While the sector is different, there are similarities with HAL being the most patented cannabis ancillary company in the world of extraction hoods.
“Canopy and GW is a way to frame the discussion,” Galvin said. “It could be that Canopy is looking to GW through the lawsuit for GW to actually then allow a license for Canopy to manufacture the GW product.”
In addition, the Canopy and GW Pharma spat is further complicated by the recently proposed $7.2 billion acquisition of GW Pharma by Ireland-based Jazz Pharmaceuticals, the largest potential deal ever in the cannabis industry.
“That has upped the game – I think there may have been a white knight strategy going on here; GW may have sought Jazz out,” Galvin said. “This certainly makes it tougher on Canopy who are also under some time pressure regarding their patent.”
The Canopy patent is set to expire in 2022, Galvin added.
New Players Emerging
For now, it appears any threats to HAL’s IP haven’t amounted to a need for the company to pursue legal action.
For one thing, as Galvin points out, the costs of such potential IP violations so far have not been material to the company.
And certainly not worth the cost of hiring a lawyer, which he estimates would cost a minimum of $250,000.

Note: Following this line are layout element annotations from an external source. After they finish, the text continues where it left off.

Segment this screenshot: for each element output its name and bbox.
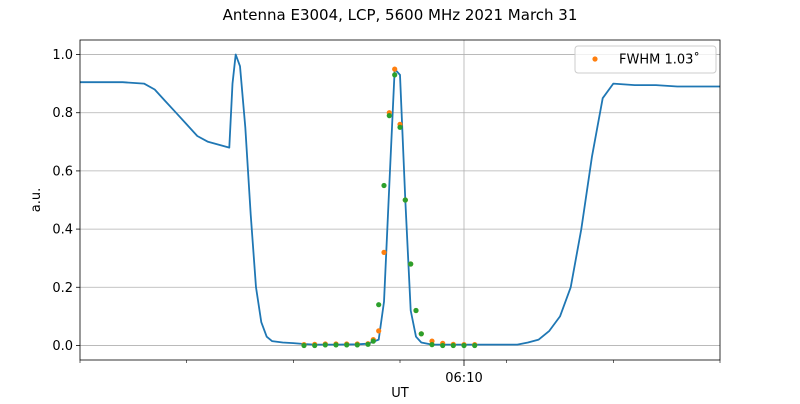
- scatter-point-2: [344, 342, 350, 348]
- scatter-point-2: [461, 342, 467, 349]
- scatter-point-2: [354, 342, 360, 348]
- y-axis-label: a.u.: [29, 188, 44, 212]
- scatter-point-2: [440, 342, 446, 349]
- scatter-point-1: [376, 328, 382, 334]
- scatter-point-2: [322, 342, 328, 348]
- plot-frame: [79, 39, 721, 361]
- scatter-point-2: [386, 113, 392, 119]
- series-line-0: [80, 53, 720, 346]
- scatter-point-2: [370, 338, 376, 344]
- scatter-point-2: [381, 182, 387, 189]
- scatter-point-2: [450, 342, 456, 349]
- scatter-point-1: [392, 66, 398, 72]
- y-tick-label: 0.2: [52, 281, 73, 296]
- scatter-point-2: [376, 302, 382, 308]
- scatter-point-2: [429, 342, 435, 348]
- scatter-point-1: [381, 249, 387, 255]
- x-axis-label: UT: [391, 386, 409, 400]
- scatter-point-2: [472, 342, 478, 349]
- y-tick-label: 0.0: [52, 339, 73, 354]
- grid-layer: [80, 40, 720, 360]
- scatter-point-2: [333, 342, 339, 348]
- chart-title: Antenna E3004, LCP, 5600 MHz 2021 March …: [223, 6, 578, 24]
- scatter-point-2: [408, 261, 414, 267]
- scatter-point-2: [402, 197, 408, 203]
- legend-marker: [592, 56, 598, 62]
- x-tick-label: 06:10: [445, 371, 482, 386]
- series-layer: [80, 53, 720, 349]
- scatter-point-2: [301, 342, 307, 349]
- y-tick-label: 0.8: [52, 106, 73, 121]
- scatter-point-2: [413, 307, 419, 314]
- scatter-point-2: [392, 72, 398, 78]
- legend-label: FWHM 1.03˚: [619, 52, 700, 68]
- scatter-point-2: [365, 341, 371, 347]
- legend-box: [574, 45, 717, 74]
- legend: FWHM 1.03˚: [574, 45, 717, 74]
- y-tick-label: 0.4: [52, 223, 73, 238]
- axes-layer: 0.0 0.2 0.4 0.6 0.8 1.0 06:10: [52, 39, 721, 386]
- scatter-point-2: [312, 342, 318, 349]
- scatter-point-2: [397, 124, 403, 130]
- y-tick-label: 1.0: [52, 48, 73, 63]
- y-tick-label: 0.6: [52, 164, 73, 179]
- scatter-point-2: [418, 331, 424, 337]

However, new players are emerging in the extraction hood sector and the company wants to increasingly protect its patented technology against such growing threats. For example, the company is taking steps to potentially hire an in-house lawyer to deal with such competitor moves.
“We have two new competitors coming on the scene and we will increasingly look at sending notifications that will preclude using our patent,” he said. “We are upping the ante.”
In addition, buyers of any extraction hoods from such emerging competitors will also be notified of their own liability in using HAL-patented equipment.
“Purchasers would also risk liability and we do want to send a scare to both them and the people selling with a historical liability, re: our IP,” Galvin added. “It’s a case of buyer beware.”
Public Disclosure of Technology Danger a Headache
The main issue HAL faces with IP theft is the public disclosure of its technology.
Historically, HAL has provided any technical drawings to potential customers before any equipment purchase, as these are needed for any eventual building and fire code permits.
This usually helps close any deals but there is also a strong Mutual Confidentiality Agreement customers must sign before receiving such documentation to say they are responsible for any files that may end up in the public domain and are still to be kept confidential.
“We have a strong Mutual Confidentiality Agreement that most customers must sign before receiving documentation,” Gladfelter explained. “In many cases, these malicious actors are violating that agreement by reproducing our products and documentation.”
One other potential mitigation strategy to any potential legal disputes for HAL could also be some kind of licensing deal with such competitors, similar to what Galvin sees as a potential eventual endgame by Canopy in bringing the lawsuit against GW Pharma.
“We would definitely talk about a license with a per-unit royalty fee,” he said. “That would be the goal.”
In addition, HAL could also sell would-be competitors HAL units for subsequent distribution.
Whatever any eventual outcome of possible legal action by HAL might look like, there could be possible parallels with the move by Canopy against GW Pharma with Canopy using the December lawsuit as potential leverage, Galvin said.
For now, HAL is only focused on maintaining its leadership in the extraction booth industry and will continue to use any legal method to protect that.
“Based upon data from the third party engineers who perform field verifications on our booths, we know that we are the leader in modular extraction facilities,” Gladfelter said. “We fully intend to stay that way.”